Last modified: 2017-05-31

Abstract


Paradigma kehidupan berbangsa dan bernegara pasca reformasi mengalami berbagai dinamika dan perubahan yang mendasar. Perubahan yang mendasar yang dapat terlihat dari aspek hakikat negara, tujuan negara, dan orientasi ideologis negara dalam mencapai cita-cita dan tujuan nasional. Pembahasan tentang paradigma menjadi menarik ketika membahas tentang hakikat negara, tujuan negara, dan orientasi ideologis. Isu ideologis dan ketahanan nasional menjadi problematis dalam konteks hubungan antara negara dan warga negara. Sebagaimana realitas sosial, politik, ekonomi, budaya, dan ideologi di Indonesia menunjukkan suatu perubahan yang dramatis. Tulisan ini akan mengkritisi tentang konsep dan paradigma negara dalam menanamkan ideologi dan nilai-nilai kebangsaan kepada warga negara pasca reformasi.
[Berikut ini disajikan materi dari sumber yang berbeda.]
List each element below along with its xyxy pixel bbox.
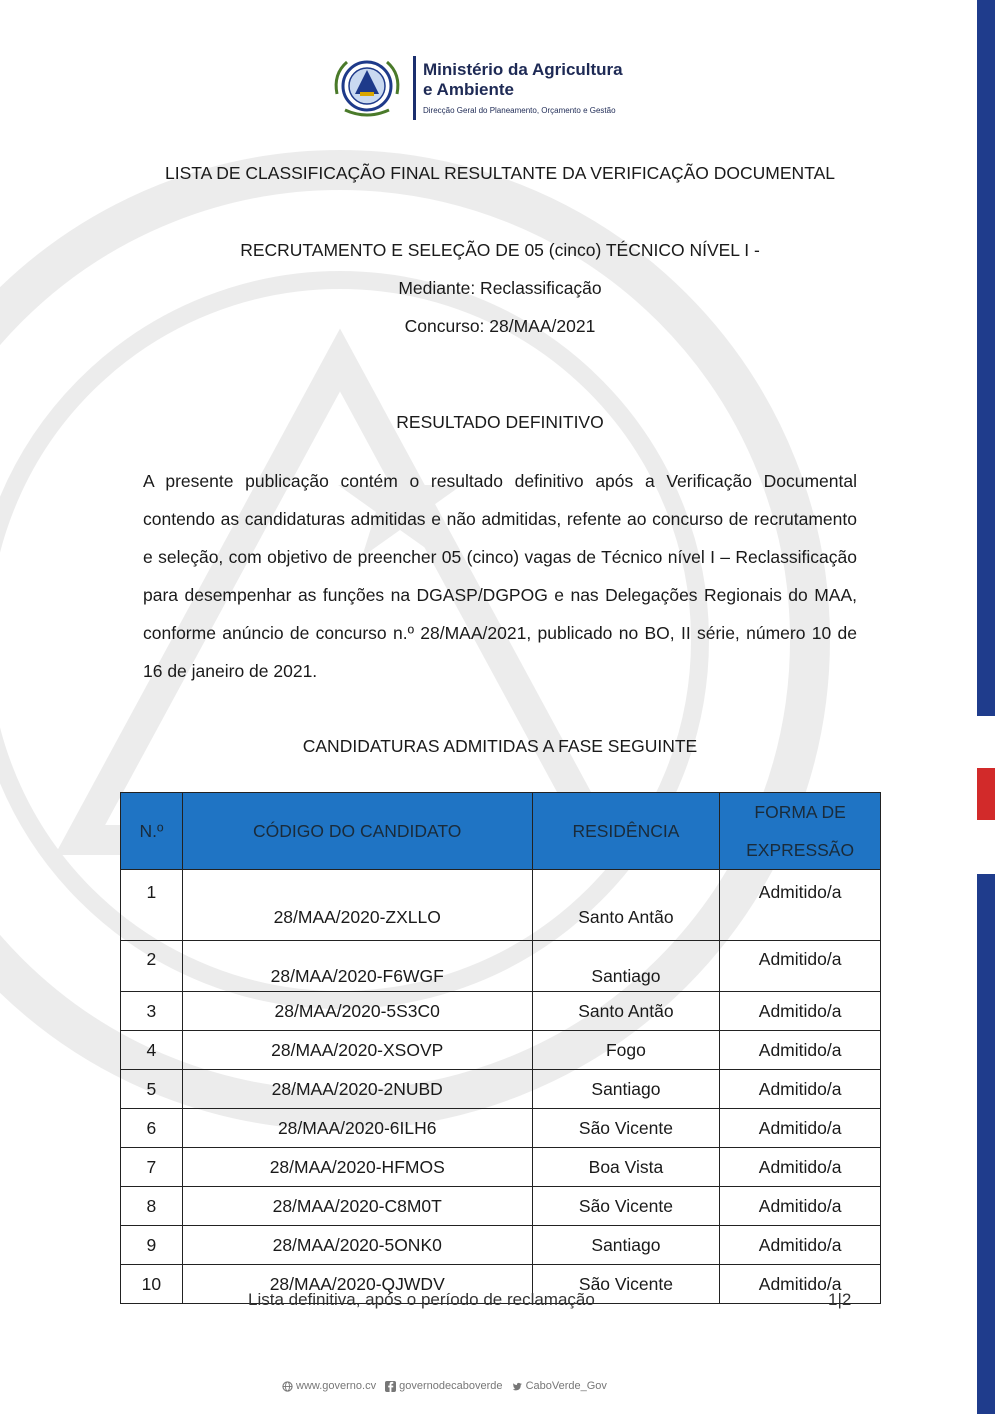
- row-residence: São Vicente: [532, 1265, 720, 1304]
- department-name: Direcção Geral do Planeamento, Orçamento e Gestão: [423, 106, 616, 115]
- row-candidate-code: 28/MAA/2020-2NUBD: [182, 1070, 532, 1109]
- results-table: [120, 792, 881, 1304]
- row-status: Admitido/a: [720, 1187, 881, 1226]
- table-row: [121, 1148, 881, 1187]
- row-candidate-code: 28/MAA/2020-F6WGF: [182, 941, 532, 992]
- row-number: 6: [121, 1109, 183, 1148]
- method-line: Mediante: Reclassificação: [398, 278, 602, 298]
- twitter-link[interactable]: CaboVerde_Gov: [525, 1380, 607, 1392]
- row-status: Admitido/a: [720, 1031, 881, 1070]
- result-heading: RESULTADO DEFINITIVO: [396, 412, 604, 432]
- table-row: [121, 1070, 881, 1109]
- recruitment-line: RECRUTAMENTO E SELEÇÃO DE 05 (cinco) TÉCNICO NÍVEL I -: [240, 240, 760, 260]
- row-number: 2: [121, 941, 183, 992]
- logo-divider: [413, 56, 416, 120]
- facebook-icon: [385, 1381, 396, 1392]
- row-candidate-code: 28/MAA/2020-QJWDV: [182, 1265, 532, 1304]
- row-number: 1: [121, 870, 183, 941]
- header-residence: RESIDÊNCIA: [532, 793, 720, 870]
- coat-of-arms-icon: [327, 54, 407, 120]
- row-number: 9: [121, 1226, 183, 1265]
- table-row: [121, 1187, 881, 1226]
- row-candidate-code: 28/MAA/2020-XSOVP: [182, 1031, 532, 1070]
- globe-icon: [282, 1381, 293, 1392]
- row-residence: São Vicente: [532, 1109, 720, 1148]
- row-status: Admitido/a: [720, 870, 881, 941]
- row-number: 7: [121, 1148, 183, 1187]
- row-candidate-code: 28/MAA/2020-HFMOS: [182, 1148, 532, 1187]
- header-candidate-code: CÓDIGO DO CANDIDATO: [182, 793, 532, 870]
- row-candidate-code: 28/MAA/2020-C8M0T: [182, 1187, 532, 1226]
- side-bar-blue-bottom: [977, 874, 995, 1414]
- row-number: 10: [121, 1265, 183, 1304]
- row-candidate-code: 28/MAA/2020-6ILH6: [182, 1109, 532, 1148]
- table-row: [121, 1031, 881, 1070]
- row-residence: Fogo: [532, 1031, 720, 1070]
- contest-line: Concurso: 28/MAA/2021: [404, 316, 596, 336]
- row-candidate-code: 28/MAA/2020-5ONK0: [182, 1226, 532, 1265]
- row-status: Admitido/a: [720, 1109, 881, 1148]
- intro-paragraph: A presente publicação contém o resultado definitivo após a Verificação Documental contendo as candidaturas admitidas e não admitidas, refente ao concurso de recrutamento e seleção, com objetivo de preencher 05 (cinco) vagas de Técnico nível I – Reclassificação para desempenhar as funções na DGASP/DGPOG e nas Delegações Regionais do MAA, conforme anúncio de concurso n.º 28/MAA/2021, publicado no BO, II série, número 10 de 16 de janeiro de 2021.: [143, 471, 857, 681]
- row-residence: Santo Antão: [532, 992, 720, 1031]
- row-status: Admitido/a: [720, 992, 881, 1031]
- ministry-logo: [327, 54, 667, 124]
- row-status: Admitido/a: [720, 1226, 881, 1265]
- ministry-name-line2: e Ambiente: [423, 80, 515, 99]
- twitter-icon: [512, 1381, 523, 1392]
- row-residence: Boa Vista: [532, 1148, 720, 1187]
- facebook-link[interactable]: governodecaboverde: [399, 1380, 503, 1392]
- side-bar-red: [977, 768, 995, 820]
- row-residence: São Vicente: [532, 1187, 720, 1226]
- row-status: Admitido/a: [720, 1148, 881, 1187]
- row-residence: Santiago: [532, 1226, 720, 1265]
- row-status: Admitido/a: [720, 1265, 881, 1304]
- row-status: Admitido/a: [720, 1070, 881, 1109]
- row-residence: Santiago: [532, 1070, 720, 1109]
- table-row: [121, 1226, 881, 1265]
- row-number: 5: [121, 1070, 183, 1109]
- website-link[interactable]: www.governo.cv: [296, 1380, 377, 1392]
- row-number: 8: [121, 1187, 183, 1226]
- row-residence: Santo Antão: [532, 870, 720, 941]
- row-number: 3: [121, 992, 183, 1031]
- table-row: [121, 941, 881, 992]
- page-number: 1|2: [828, 1290, 852, 1309]
- table-row: [121, 870, 881, 941]
- row-status: Admitido/a: [720, 941, 881, 992]
- row-number: 4: [121, 1031, 183, 1070]
- row-candidate-code: 28/MAA/2020-5S3C0: [182, 992, 532, 1031]
- row-candidate-code: 28/MAA/2020-ZXLLO: [182, 870, 532, 941]
- table-row: [121, 992, 881, 1031]
- footer-note: Lista definitiva, após o período de reclamação: [248, 1290, 595, 1309]
- row-residence: Santiago: [532, 941, 720, 992]
- header-expression-form: FORMA DE EXPRESSÃO: [720, 793, 881, 870]
- social-links: [282, 1380, 613, 1392]
- table-heading: CANDIDATURAS ADMITIDAS A FASE SEGUINTE: [302, 736, 698, 756]
- table-header-row: [121, 793, 881, 870]
- document-title: LISTA DE CLASSIFICAÇÃO FINAL RESULTANTE DA VERIFICAÇÃO DOCUMENTAL: [165, 163, 835, 183]
- side-bar-blue-top: [977, 0, 995, 716]
- ministry-name-line1: Ministério da Agricultura: [423, 60, 623, 79]
- ministry-name: [423, 60, 623, 100]
- table-row: [121, 1109, 881, 1148]
- header-number: N.º: [121, 793, 183, 870]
Kajian ini akan memfokuskan pada persoalan dan perdebatan konsep dan sosialisasi Empat Pilar Kehidupan Berbangsa dan Bernegara yang dilakukan oleh Majelis Permusyawaratan Rakyat (MPR) RI sejak akhir tahun 2009 hingga 2017. Polemik tentang sosialisasi Empat Pilar Berbangsa dan Bernegara yang terdiri atas Pancasila, UUD 1945, NKRI, dan Bhinneka Tunggal Ika semakin menguat sejak awal disosialisasikan konsep Empat Pilar ini kepada masyarakat. Polemik yang muncul ialah perbedaan pandangan dari aspek masyarakat dan akademik terkait pilarisasi Pancasila, pilarisasi UUD 1945, pilarisasi NKRI, dan pilarisasi Bhinneka Tunggal Ika.
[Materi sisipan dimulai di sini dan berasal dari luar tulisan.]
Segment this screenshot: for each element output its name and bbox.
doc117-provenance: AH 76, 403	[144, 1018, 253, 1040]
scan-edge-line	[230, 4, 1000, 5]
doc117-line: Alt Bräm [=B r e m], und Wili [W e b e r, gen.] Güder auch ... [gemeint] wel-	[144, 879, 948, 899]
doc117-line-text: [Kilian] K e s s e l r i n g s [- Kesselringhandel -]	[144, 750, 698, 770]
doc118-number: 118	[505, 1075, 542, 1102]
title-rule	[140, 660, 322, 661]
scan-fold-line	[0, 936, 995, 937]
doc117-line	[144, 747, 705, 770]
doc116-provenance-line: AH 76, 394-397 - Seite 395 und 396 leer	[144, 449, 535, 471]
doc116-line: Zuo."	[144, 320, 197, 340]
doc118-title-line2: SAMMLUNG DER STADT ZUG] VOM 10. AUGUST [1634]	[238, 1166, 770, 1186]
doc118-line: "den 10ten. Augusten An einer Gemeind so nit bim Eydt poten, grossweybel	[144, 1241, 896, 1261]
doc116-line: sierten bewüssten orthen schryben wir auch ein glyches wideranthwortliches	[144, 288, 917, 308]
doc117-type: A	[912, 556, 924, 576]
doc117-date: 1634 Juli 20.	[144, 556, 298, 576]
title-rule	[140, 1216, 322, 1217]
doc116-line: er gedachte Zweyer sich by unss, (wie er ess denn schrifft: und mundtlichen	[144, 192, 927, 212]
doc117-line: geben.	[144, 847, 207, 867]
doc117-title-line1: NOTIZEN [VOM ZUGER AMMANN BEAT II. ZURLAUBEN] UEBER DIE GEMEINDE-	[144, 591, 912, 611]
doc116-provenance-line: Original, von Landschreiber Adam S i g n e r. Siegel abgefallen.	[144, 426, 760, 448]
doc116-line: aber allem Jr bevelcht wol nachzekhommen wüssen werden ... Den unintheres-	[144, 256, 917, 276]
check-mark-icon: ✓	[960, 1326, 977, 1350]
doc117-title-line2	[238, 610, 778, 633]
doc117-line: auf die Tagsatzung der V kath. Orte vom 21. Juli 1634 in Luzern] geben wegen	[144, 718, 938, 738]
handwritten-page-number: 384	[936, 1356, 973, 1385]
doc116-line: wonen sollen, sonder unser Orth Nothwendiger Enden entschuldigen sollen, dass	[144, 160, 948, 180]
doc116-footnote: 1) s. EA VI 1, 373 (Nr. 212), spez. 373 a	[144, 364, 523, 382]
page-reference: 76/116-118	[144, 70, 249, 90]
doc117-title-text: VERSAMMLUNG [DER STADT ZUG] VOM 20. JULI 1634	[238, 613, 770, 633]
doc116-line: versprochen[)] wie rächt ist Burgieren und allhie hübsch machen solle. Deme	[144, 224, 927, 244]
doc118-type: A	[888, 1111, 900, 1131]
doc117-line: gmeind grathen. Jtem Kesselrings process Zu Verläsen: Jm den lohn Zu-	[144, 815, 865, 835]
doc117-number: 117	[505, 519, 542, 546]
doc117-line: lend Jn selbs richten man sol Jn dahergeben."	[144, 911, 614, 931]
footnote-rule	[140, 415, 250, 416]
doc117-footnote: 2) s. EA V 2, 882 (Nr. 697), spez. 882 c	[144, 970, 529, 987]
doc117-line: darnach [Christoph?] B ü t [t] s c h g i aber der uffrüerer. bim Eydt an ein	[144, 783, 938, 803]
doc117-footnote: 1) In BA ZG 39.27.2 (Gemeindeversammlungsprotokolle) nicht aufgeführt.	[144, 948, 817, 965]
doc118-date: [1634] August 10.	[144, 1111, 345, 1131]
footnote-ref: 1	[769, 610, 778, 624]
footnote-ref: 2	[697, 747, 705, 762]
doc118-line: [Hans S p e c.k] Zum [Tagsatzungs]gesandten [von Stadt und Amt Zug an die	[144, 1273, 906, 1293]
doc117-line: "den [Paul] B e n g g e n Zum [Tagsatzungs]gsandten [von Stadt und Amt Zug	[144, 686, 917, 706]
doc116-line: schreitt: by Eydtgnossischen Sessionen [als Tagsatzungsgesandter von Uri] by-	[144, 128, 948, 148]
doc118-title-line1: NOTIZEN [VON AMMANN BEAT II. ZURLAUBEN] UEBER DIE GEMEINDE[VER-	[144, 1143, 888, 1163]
Konsep Empat Pilar Kehidupan Berbangsa dan Bernegara tidak hanya sekedar istilah tetapi didalamnya terdapat makna politik bahasa. Politik bahasa ini menjadi wujud bahwa bahasa sebagai subjek politik untuk diperlukan dan diformulasikan untuk mempengaruhi, mengajak, dan mendoktrin secara politik dengan tujuan politik tertentu. Berbagai kritik sudah dikemukan oleh akademisi seperti Kaelan dengan bukunya Problem Epistemologis Empat Pilar Berbangsa dan Bernegara (2010), Putusan Mahkamah Konstitusi 2014 tentang Frasa Empat Pilar yang bertentangan dengan UUD 1945, dan tidak memiliki kekuatan hukum yang mengikat. Ironisnya, MPR RI tetap menggunakan konsep Empat Pilar Kehidupan Berbangsa dan Bernegara sebagai program sosialisasi. Secara khusus, kajian ini telah menunjukkan konsep Empat Pilar Kehidupan Berbangsa dan Bernegara bertentangan dengan filosofi, dasar, hakikat, dan tujuan negara dalam konteks pemahaman ideologis dari aspek filsafat Kenegaraan dan Filsafat hukum. Hasil kajian ini menunjukkan bahwa pertama, penggunaan istilah “empat pilar berbangsa dan bernegara” atau “empat pilar MPR RI” telah bertentangan dengan konstitusi dan perbuatan melanggar hukum karena tidak memiliki dasar hukum yang jelas. Kedua, penggunaan istilah Empat Pilar telah merusak memori kolektif bangsa dan pendidikan sejarah bangsa karena istilah Empat Pilar tidak dikenal dalam sejarah bangsa Indonesia. Ketiga, pada aspek Filsafat Kenegaraan dan Filsafat Hukum menunjukkan istilah Empat Pilar tidak lazim dan rancu dalam logika bahasa dan permainan bangsa karena tidak mengikuti kaidah dan ketentuan yang berlaku. Keempat, komitmen penyelenggara negara dalam hal ini lembaga negara MPR RI tidak memiliki konsepsi ontologis, aksiologis, dan epistemologis yang benar terkait membangun kehidupan berbangsa dan bernegara karena terbukti akibat dari program Empat Pilar, kondisi dan situasi negara tidak berubah dan semakin buruk, banyak penyelenggara negara menjadi pelanggar hukum negara sendiri.

Kata kunci: Politik bahasa, filsafat kenegaraan, filsafat hukum, hakikat negara, ideologi.